In Exercise Body Temperature Control you learned how to raise or lower your body temperature.
In this exercise, you will learn how to determine temperatures.
In the James Bond movie, "You Only Live Twice," Bond sipped a glass of saki and determined it was correctly heated to the proper temperature of 98.4°F.
As an exercise, heat a cup of tea or coffee and put a floating thermometer in it.
After a few minutes and while looking at the immersed thermometer's temperature, taste the drink and determine for yourself what that temperature feels like.
Two minutes later, do the same thing, each time keeping the thermometer in the cup and acknowledging to yourself what the temperature feels like in the mouth.
Do this for several days, and then determine what the temperature is without looking first at the thermometer.
How did you do?
Now heat some water and pour it into a cup.
With your fingers, test the water's temperature over a span of several minutes and check each time with a thermometer.
Are you improving?
Next, carry a thermometer with you during the day and by using your tactile awareness, determine what the temperature is at odd points during the day.
Using a barometer, determine the air pressure in the same way.
Indians and old woodsmen sometimes perceive these subtle differences and determine stormy weather ahead of time.
One researcher claims that 30% of the general population is notably weather- sensitive in some way.
When the barometer drops, your body cells must lose water to adjust to changing atmospheric pressure.
Because of arthritis, rheumatism or some old bone injury, inflamed or stiff body areas do not depressurize fast enough and pain is felt.
Some people feel headaches or other pains debarking from a de-pressurized jet in mountainous airports for similar reasons.
To help your body cells adjust faster and avoid the pain, thrust your conscious awareness into the painful area.

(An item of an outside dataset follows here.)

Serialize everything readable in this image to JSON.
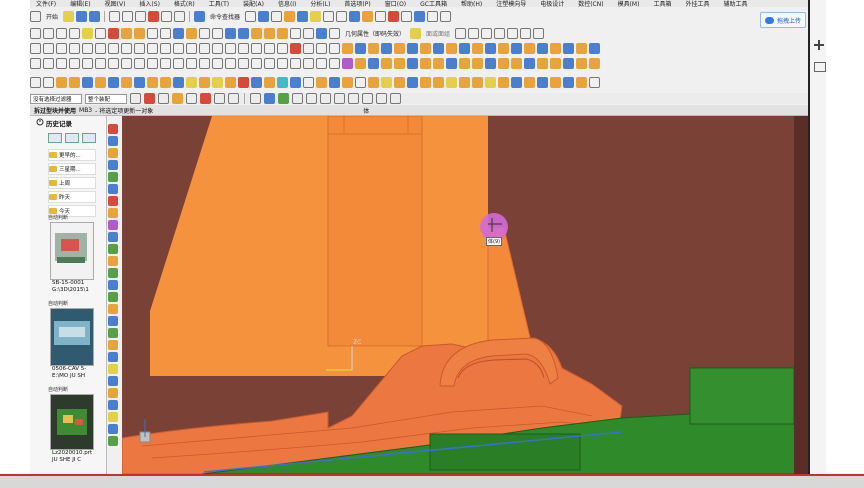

As you learned in "Exercise -- Electromagnetic Field Awareness," just thinking of one of your hands increases the blood volume in that hand.
Focused thought to other areas of the body can bring about an increased blood volume in those areas as well.
The increased blood flow will allow your body to adjust to changing barometric pressures more smoothly.
What do these exercises do for your brain?
People are inundated with stimuli all day long, but fail to acknowledge the differences.
Perception is blunted, instead of finely tuned.
Consciously acknowledging and evaluating stimuli allows your cortical neurons to grow with more dendritic spines, thereby making associative patterns and synaptic contacts between neurons more functional.
A neuron that doesn't get used is more likely to succumb to the continual dying process that goes on with your brain cells every day.